Montenegro's opposition
November 16, 2015"Milo, you thief," the crowd chants in the Republic Square in the Montenegrin capital, Podgorica. Then a speaker says the word "thief" is too weak to describe the evil that Prime Minister Milo Djukanovic has caused during his 24 year rule.
"Milo, you murderer," retort the spectators immediately. "You are this dictator's nightmare," shouts Slaven Radunovic, one of the leaders of the opposition Democratic Front, to the crowd from the stage. More speeches follow, punctuated with the words "dictator" and "regime" to keep the demonstrators' attention.
The Djukanovic era has already lasted far too long, the people here say. They describe corruption and nepotism, from the distribution of jobs through the grace of the party to the economic misery in which many of the 620,000 citizens of this small Balkan country live.
The current prime minister was just 26 when in 1989, he eked out an important role in the Communist Party of Yugoslavia in the so-called Anti-Bureaucratic Revolution. After Yugoslavia broke up in 1991, he shaped Montenegro's fate. He was chief ideologue of its 2006 split with Serbia.
Djukanovic's dominance of the political landscape has become so self-evident that his rivals seldom make the effort to speak his name. They simply say "he."
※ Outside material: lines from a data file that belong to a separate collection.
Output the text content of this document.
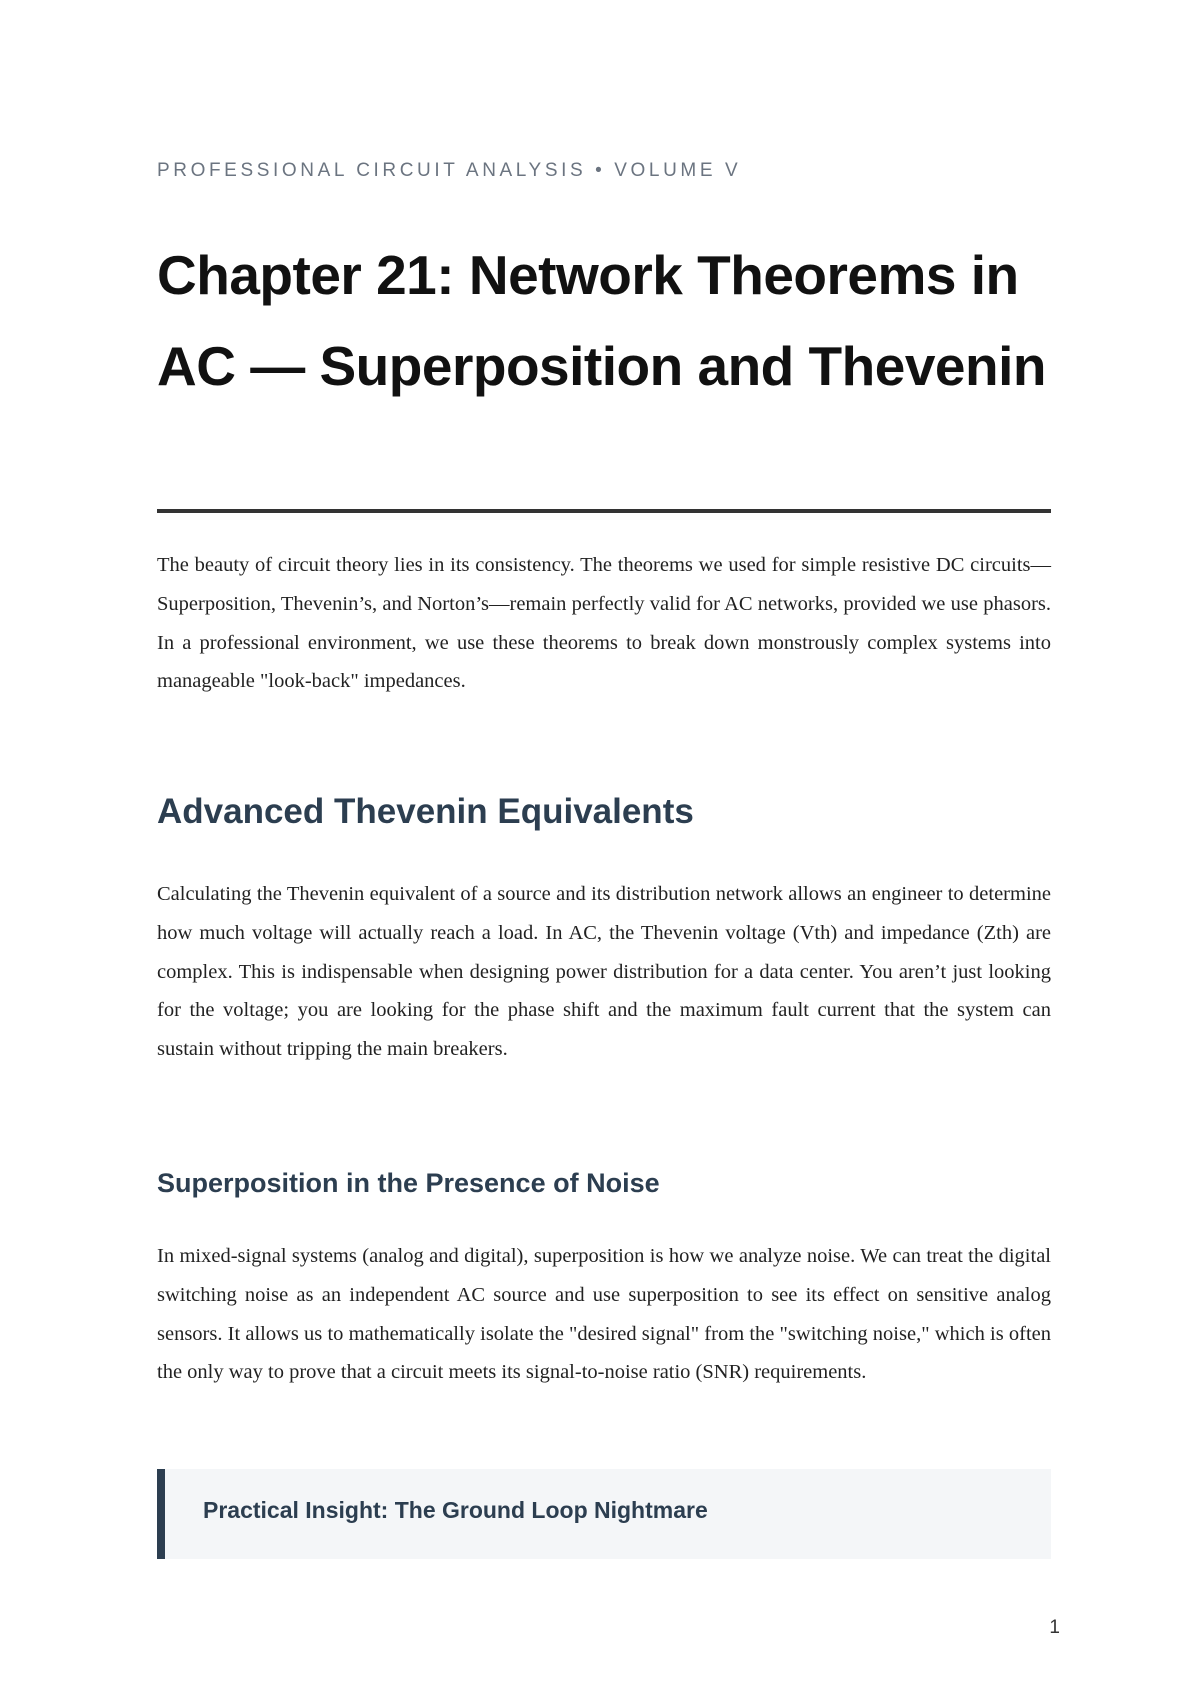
PROFESSIONAL CIRCUIT ANALYSIS • VOLUME V
Chapter 21: Network Theorems in AC — Superposition and Thevenin

The beauty of circuit theory lies in its consistency. The theorems we used for simple resistive DC circuits—Superposition, Thevenin’s, and Norton’s—remain perfectly valid for AC networks, provided we use phasors. In a professional environment, we use these theorems to break down monstrously complex systems into manageable "look-back" impedances.

Advanced Thevenin Equivalents

Calculating the Thevenin equivalent of a source and its distribution network allows an engineer to determine how much voltage will actually reach a load. In AC, the Thevenin voltage (Vth) and impedance (Zth) are complex. This is indispensable when designing power distribution for a data center. You aren’t just looking for the voltage; you are looking for the phase shift and the maximum fault current that the system can sustain without tripping the main breakers.

Superposition in the Presence of Noise

In mixed-signal systems (analog and digital), superposition is how we analyze noise. We can treat the digital switching noise as an independent AC source and use superposition to see its effect on sensitive analog sensors. It allows us to mathematically isolate the "desired signal" from the "switching noise," which is often the only way to prove that a circuit meets its signal-to-noise ratio (SNR) requirements.

Practical Insight: The Ground Loop Nightmare
1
"We want to put an end to this hell and this slavery. The streets brought him to power; the streets will disempower him," Mirela Dobljanic hopes. The fragile pensioner has to get by on just 250 euros ($270) a month. "How shall I pay for my medication?"
NATO is a taboo word
A Montenegrin and a few Serbian flags are flying this evening; small groups sing nationalistic Serb songs. The protests are being led by a pro-Serbian party that still curses Montenegro's independence and vehemently opposes the Balkan country joining NATO.
Djukanovic has declared membership in the alliance to be his highest goal: many prominent faces campaign for it from billboards. Djukanovic treats the anti-government demonstrations as an attempt to spoil NATO membership just before the country receives an invitation to join, which observers expect at the beginning of December.
But the speakers at the demonstration refrain from using anti-NATO slogans. The reason: There are also political powers in the Democratic Front who favor Atlantic integration.
After the recent polls, the alliance advanced to become the strongest opposition group, but after a lot of disputes and splits, polls suggest it can only count on around 8 percent of the vote. The speakers call for an interim government that should have the task of organizing the country's first really free elections. Other opposition parties don't support the demonstrations.
"But they are the only way," says Aleksandar Jankovic. The young father of two has no job and no trust in the institutions. "Our rulers cannot be deposed through elections. The situation is the same in Romania or in Arab countries, where the people are forced to go out onto the streets. As God wishes, this is also how it will be for us."
Everything is peaceful
There is still evidence of damaged windows from the riots at the end of October, when around 10,000 demonstrators took to the streets. The official version of events was that hooded hooligans attacked the police first. But some social network users believe the violent perpetrators were government provocateurs.
The protests ended in chaos with dozens of injuries. Three protest leaders are to be charged with "calling for the violent overthrow of the constitutional order" and attacks on the police, as soon as their parliamentary immunity is lifted. On the other side, only two police officers from the notorious anti-terror unit are being investigated, despite video pictures showing security forces beating citizens.
This time, there were no acts of violence. A human chain around the "dictator-occupied institutions" - that was opposition's plan. Some stood with candles in the chain, many with light torches.
"We are so many that we could also encircle the Beijing government quarters," one opposition deputy called at the end. The statement is more an example of exuberance, as Beijing would be too big for the 3,000 demonstrators.
But for the government quarter of the tiny state it was enough - the government building, the parliament and the presidential seat in the center of Podgorica are located next to each other. Were a few thousand people too few to pressure the undisputed leader into changing his mind? Or were they not so few at all, in a country where most people are apathetic and have become apolitical because they are convinced that change is impossible.
Blazo, a young political scientist, who just came by, says he doesn't know the answer.
"I think the swing has already been lost. There are always new protests. It's the same as if you suffer from sleepiness and you're always setting your alarm clock back another ten minutes."
What was lacking, he said, was younger opposition members who want to overturn the whole corrupt system: "These opposition members have been in the scene here for the last 25 years."
Quickly and quietly, the crowds disappeared from the center of Podgorica - with the message that the protests would continue in other Montenegrin cities. The police, keeping a low profile in side streets, packed up their shields and cans of tear gas. This time there was no deployment.